Roncoroni Fabrice, Sanz-Matias Ana, Sundararaman Siddharth, Prendergast David
Joint Center for Energy Storage Research, The Molecular Foundry, Lawrence Berkeley National Laboratory, Berkeley, California 94720, USA.
Phys Chem Chem Phys. 2023 May 17;25(19):13741-13754. doi: 10.1039/d3cp00525a.
Molecular dynamics (MD) simulations present a data-mining challenge, given that they can generate a considerable amount of data but often rely on limited or biased human interpretation to examine their information content. By not asking the right questions of MD data we may miss critical information hidden within it. We combine dimensionality reduction (UMAP) and unsupervised hierarchical clustering (HDBSCAN) to quantitatively characterize prevalent coordination environments of chemical species within MD data. By focusing on local coordination, we significantly reduce the amount of data to be analyzed by extracting all distinct molecular formulas within a given coordination sphere. We then efficiently combine UMAP and HDBSCAN with alignment or shape-matching algorithms to partition these formulas into structural isomer families indicating their relative populations.
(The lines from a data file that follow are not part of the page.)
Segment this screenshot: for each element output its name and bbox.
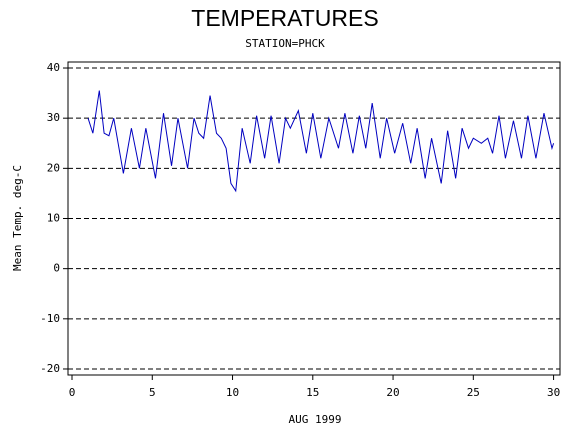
x-tick-label: 5 [149, 386, 156, 399]
x-tick-label: 10 [226, 386, 239, 399]
x-tick-label: 25 [467, 386, 480, 399]
y-tick-label: -20 [40, 362, 60, 375]
x-tick-label: 20 [386, 386, 399, 399]
chart-subtitle: STATION=PHCK [245, 37, 325, 50]
y-tick-label: 30 [47, 111, 60, 124]
y-tick-label: 0 [53, 262, 60, 275]
x-tick-label: 15 [306, 386, 319, 399]
y-tick-label: -10 [40, 312, 60, 325]
x-tick-label: 0 [69, 386, 76, 399]
data-line [87, 90, 555, 193]
x-axis-title: AUG 1999 [289, 413, 342, 426]
x-tick-label: 30 [547, 386, 560, 399]
chart-title: TEMPERATURES [191, 5, 378, 31]
y-tick-label: 20 [47, 161, 60, 174]
y-axis-title: Mean Temp. deg-C [11, 165, 24, 271]
y-tick-label: 10 [47, 212, 60, 225]
y-tick-label: 40 [47, 61, 60, 74]
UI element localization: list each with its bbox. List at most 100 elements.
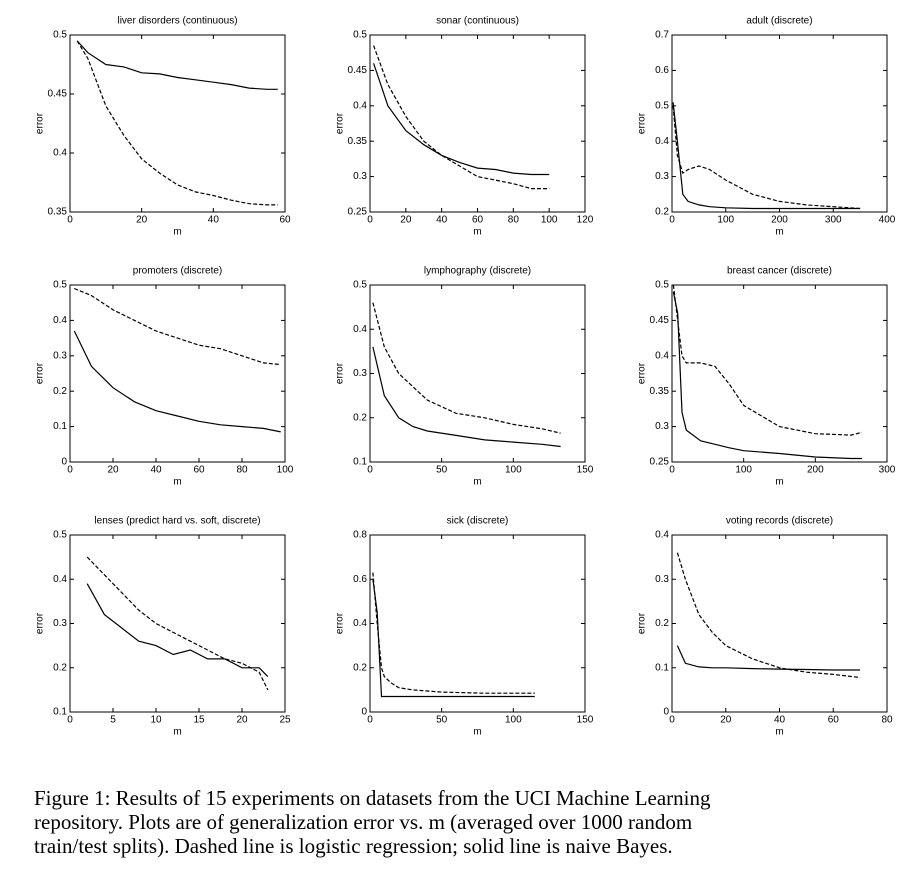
y-tick-label: 0.1 — [53, 421, 67, 432]
x-tick-label: 120 — [577, 215, 594, 226]
y-tick-label: 0.25 — [348, 207, 368, 218]
y-axis-label: error — [335, 112, 346, 134]
x-tick-label: 150 — [577, 715, 594, 726]
y-tick-label: 0.2 — [655, 618, 669, 629]
y-tick-label: 0 — [361, 707, 367, 718]
chart-title: lymphography (discrete) — [424, 266, 531, 277]
x-tick-label: 20 — [400, 215, 412, 226]
x-axis-label: m — [473, 227, 481, 238]
x-tick-label: 0 — [367, 215, 373, 226]
y-tick-label: 0 — [61, 457, 67, 468]
series-line — [76, 40, 278, 206]
y-tick-label: 0.35 — [650, 386, 670, 397]
x-tick-label: 100 — [541, 215, 558, 226]
x-tick-label: 200 — [807, 465, 824, 476]
x-tick-label: 0 — [669, 715, 675, 726]
x-axis-label: m — [775, 727, 783, 738]
x-axis-label: m — [173, 227, 181, 238]
x-axis-label: m — [775, 477, 783, 488]
y-tick-label: 0.3 — [353, 368, 367, 379]
x-tick-label: 20 — [107, 465, 119, 476]
chart-title: sick (discrete) — [447, 516, 509, 527]
x-tick-label: 20 — [236, 715, 248, 726]
chart-title: sonar (continuous) — [436, 16, 519, 27]
series-line — [672, 291, 862, 460]
x-tick-label: 100 — [735, 465, 752, 476]
series-line — [672, 284, 863, 436]
y-tick-label: 0.2 — [655, 207, 669, 218]
plot-frame — [671, 34, 888, 213]
y-axis-label: error — [35, 612, 46, 634]
y-tick-label: 0.45 — [48, 89, 68, 100]
caption: Figure 1: Results of 15 experiments on d… — [34, 786, 900, 858]
x-tick-label: 50 — [436, 465, 448, 476]
y-tick-label: 0.4 — [655, 350, 669, 361]
caption-line: train/test splits). Dashed line is logis… — [34, 834, 673, 858]
x-tick-label: 40 — [150, 465, 162, 476]
y-tick-label: 0.45 — [650, 315, 670, 326]
y-axis-label: error — [35, 112, 46, 134]
x-tick-label: 100 — [505, 715, 522, 726]
x-tick-label: 300 — [879, 465, 896, 476]
plot-frame — [69, 534, 286, 713]
y-tick-label: 0.5 — [53, 530, 67, 541]
chart-title: breast cancer (discrete) — [727, 266, 832, 277]
x-tick-label: 40 — [436, 215, 448, 226]
y-tick-label: 0.4 — [353, 324, 367, 335]
series-line — [672, 105, 861, 210]
x-tick-label: 0 — [669, 215, 675, 226]
x-tick-label: 200 — [771, 215, 788, 226]
y-tick-label: 0.25 — [650, 457, 670, 468]
x-axis-label: m — [473, 727, 481, 738]
y-tick-label: 0.3 — [655, 171, 669, 182]
caption-line: repository. Plots are of generalization … — [34, 810, 693, 834]
x-tick-label: 0 — [367, 715, 373, 726]
chart-title: promoters (discrete) — [133, 266, 222, 277]
x-tick-label: 5 — [110, 715, 116, 726]
x-tick-label: 0 — [67, 465, 73, 476]
y-tick-label: 0.8 — [353, 530, 367, 541]
x-tick-label: 80 — [881, 715, 893, 726]
series-line — [76, 40, 278, 90]
x-tick-label: 40 — [774, 715, 786, 726]
x-tick-label: 80 — [236, 465, 248, 476]
y-tick-label: 0.7 — [655, 30, 669, 41]
series-line — [74, 287, 281, 366]
y-axis-label: error — [637, 362, 648, 384]
y-tick-label: 0.1 — [655, 662, 669, 673]
x-tick-label: 0 — [67, 215, 73, 226]
y-tick-label: 0.6 — [353, 574, 367, 585]
y-tick-label: 0.4 — [655, 136, 669, 147]
y-axis-label: error — [335, 612, 346, 634]
chart-title: lenses (predict hard vs. soft, discrete) — [94, 516, 260, 527]
y-tick-label: 0.5 — [53, 30, 67, 41]
y-tick-label: 0.4 — [353, 100, 367, 111]
series-line — [672, 102, 861, 210]
plot-frame — [369, 284, 586, 463]
y-tick-label: 0.5 — [353, 30, 367, 41]
y-tick-label: 0 — [663, 707, 669, 718]
x-tick-label: 100 — [277, 465, 294, 476]
y-tick-label: 0.4 — [53, 315, 67, 326]
x-tick-label: 50 — [436, 715, 448, 726]
y-tick-label: 0.3 — [353, 171, 367, 182]
y-axis-label: error — [637, 612, 648, 634]
x-axis-label: m — [473, 477, 481, 488]
y-tick-label: 0.45 — [348, 65, 368, 76]
x-tick-label: 80 — [508, 215, 520, 226]
y-tick-label: 0.5 — [655, 100, 669, 111]
plot-frame — [69, 34, 286, 213]
x-tick-label: 60 — [472, 215, 484, 226]
plot-frame — [369, 34, 586, 213]
y-tick-label: 0.35 — [48, 207, 68, 218]
y-tick-label: 0.4 — [353, 618, 367, 629]
y-tick-label: 0.2 — [353, 662, 367, 673]
x-axis-label: m — [173, 477, 181, 488]
x-tick-label: 60 — [193, 465, 205, 476]
y-tick-label: 0.3 — [53, 618, 67, 629]
x-tick-label: 100 — [505, 465, 522, 476]
y-tick-label: 0.35 — [348, 136, 368, 147]
series-line — [676, 645, 861, 671]
y-tick-label: 0.6 — [655, 65, 669, 76]
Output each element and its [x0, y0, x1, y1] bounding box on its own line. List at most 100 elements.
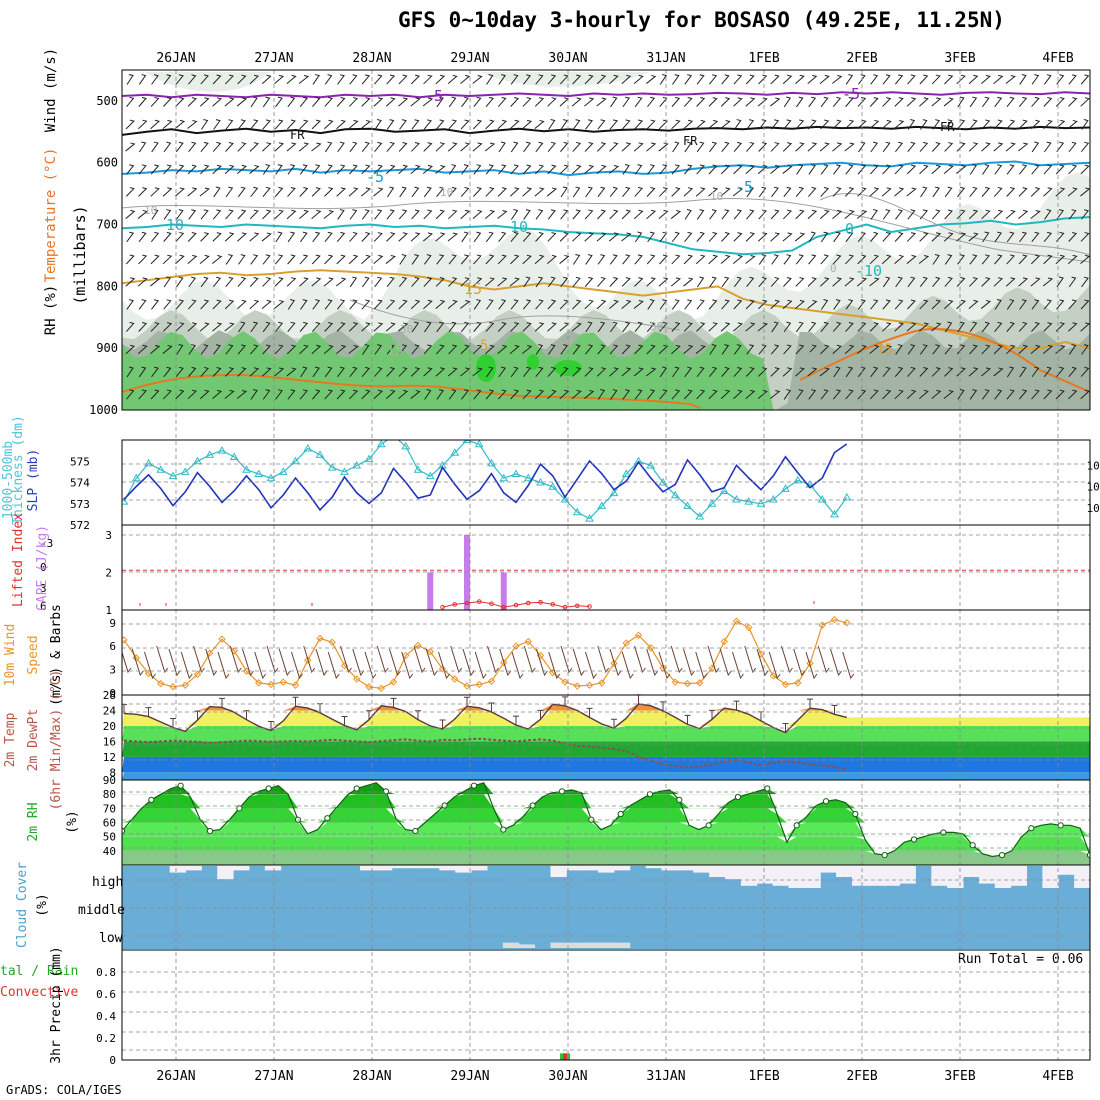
wind-barb [1043, 74, 1052, 85]
thickness-point [572, 507, 582, 516]
wind-barb [609, 321, 618, 333]
rh2m-point [470, 782, 478, 789]
wind-barb [907, 276, 916, 288]
wind10m-point [122, 636, 128, 644]
wind-barb [832, 119, 842, 130]
wind10m-point [696, 679, 704, 687]
wind10m-barb [450, 645, 463, 674]
wind-barb [758, 209, 767, 220]
date-label-bottom: 1FEB [748, 1069, 779, 1084]
wind-barb [833, 299, 841, 310]
grads-credit: GrADS: COLA/IGES [6, 1083, 122, 1097]
date-label-top: 2FEB [846, 51, 877, 66]
wind-barb [423, 142, 433, 152]
wind-barb [460, 367, 471, 377]
rh2m-point [969, 842, 976, 849]
wind-barb [411, 186, 420, 198]
wind-barb [658, 119, 669, 130]
wind10m-barb [634, 645, 646, 674]
wind-barb [832, 96, 842, 108]
wind-barb [398, 74, 408, 85]
wind-barb [337, 366, 345, 378]
wind-barb [907, 299, 916, 310]
rh2m-units-label: (%) [65, 810, 80, 833]
wind-barb [808, 389, 817, 400]
wind-barb [399, 344, 408, 355]
wind-barb [1044, 141, 1052, 153]
wind-barb [659, 366, 668, 378]
wind-barb [1043, 97, 1053, 107]
wind-barb [410, 299, 421, 310]
temp-line [123, 703, 847, 734]
lifted-index-line [442, 601, 590, 608]
wind10m-barb [180, 651, 193, 680]
wind-barb [535, 74, 544, 85]
wind-barb [274, 142, 284, 152]
wind-barb [882, 231, 891, 242]
wind-barb [1018, 96, 1028, 107]
wind-barb [709, 209, 717, 220]
wind-barb [1055, 231, 1065, 242]
wind-barb [1006, 187, 1016, 197]
rh2m-point [617, 810, 624, 818]
wind10m-barb [131, 648, 144, 677]
wind-barb [224, 299, 235, 310]
wind-barb [498, 141, 506, 153]
wind-barb [237, 74, 247, 85]
wind-barb [323, 277, 334, 287]
temp-band [122, 710, 1090, 726]
wind-barb [386, 344, 395, 355]
cloud-low-fill [518, 944, 536, 948]
rh2m-band [122, 782, 1090, 795]
temp-minmax-bar [292, 696, 299, 707]
wind-barb [621, 299, 632, 309]
wind-barb [163, 164, 172, 175]
date-label-top: 28JAN [352, 51, 391, 66]
wind-barb [398, 299, 408, 310]
wind-barb [1056, 209, 1064, 220]
wind-barb [250, 186, 259, 198]
wind-barb [621, 119, 631, 130]
wind-barb [399, 119, 407, 130]
wind-barb [448, 277, 458, 287]
wind-barb [807, 119, 817, 130]
wind-barb [560, 141, 569, 152]
wind-barb [845, 389, 854, 400]
rh-ytick: 90 [103, 774, 116, 787]
wind-barb [647, 299, 655, 310]
wind-barb [1006, 299, 1015, 310]
contour-label: FR [940, 120, 955, 134]
wind-barb [907, 366, 916, 377]
wind-barb [993, 367, 1004, 377]
wind-barb [684, 231, 693, 242]
wind-barb [187, 97, 197, 107]
wind-barb [708, 366, 718, 377]
wind-barb [125, 142, 136, 152]
wind-barb [497, 187, 507, 197]
wind-barb [187, 187, 198, 197]
wind-barb [238, 254, 246, 265]
wind-barb [236, 164, 247, 175]
wind-barb [225, 276, 234, 287]
wind-barb [720, 97, 731, 107]
panel-frames [121, 69, 1091, 1061]
wind-barb [1019, 231, 1027, 243]
wind-barb [447, 367, 458, 377]
wind-barb [535, 276, 544, 288]
wind-barb [225, 344, 234, 355]
wind-barb [584, 276, 594, 287]
wind-barb [733, 344, 742, 355]
wind-barb [869, 119, 880, 130]
rh2m-point [441, 802, 448, 809]
wind-barb [721, 344, 730, 355]
wind-barb [870, 231, 879, 242]
wind-barb [820, 299, 829, 310]
wind-barb [1006, 389, 1015, 400]
wind-barb [535, 141, 544, 153]
wind-barb [720, 389, 731, 400]
wind-barb [634, 344, 644, 355]
wind-barb [336, 187, 346, 197]
wind-barb [188, 141, 197, 153]
temp-band [122, 756, 1090, 773]
wind-barb [324, 96, 333, 107]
The method was employed to reveal details of cation coordination in electrolytes based on molecular liquids.
分子动力学(MD)模拟带来了数据挖掘方面的挑战,因为它们能够生成大量数据,但往往依赖有限或有偏差的人工解读来审视其信息内容。如果没有对MD数据提出正确的问题,我们可能会错过隐藏在其中的关键信息。我们将降维(UMAP)和无监督层次聚类(HDBSCAN)相结合,以定量表征MD数据中化学物种的普遍配位环境。通过关注局部配位,我们通过提取给定配位球体内所有不同的分子式,显著减少了待分析的数据量。然后,我们有效地将UMAP和HDBSCAN与比对或形状匹配算法相结合,将这些分子式划分为结构异构体家族,表明它们的相对丰度。该方法被用于揭示基于分子液体的电解质中阳离子配位的细节。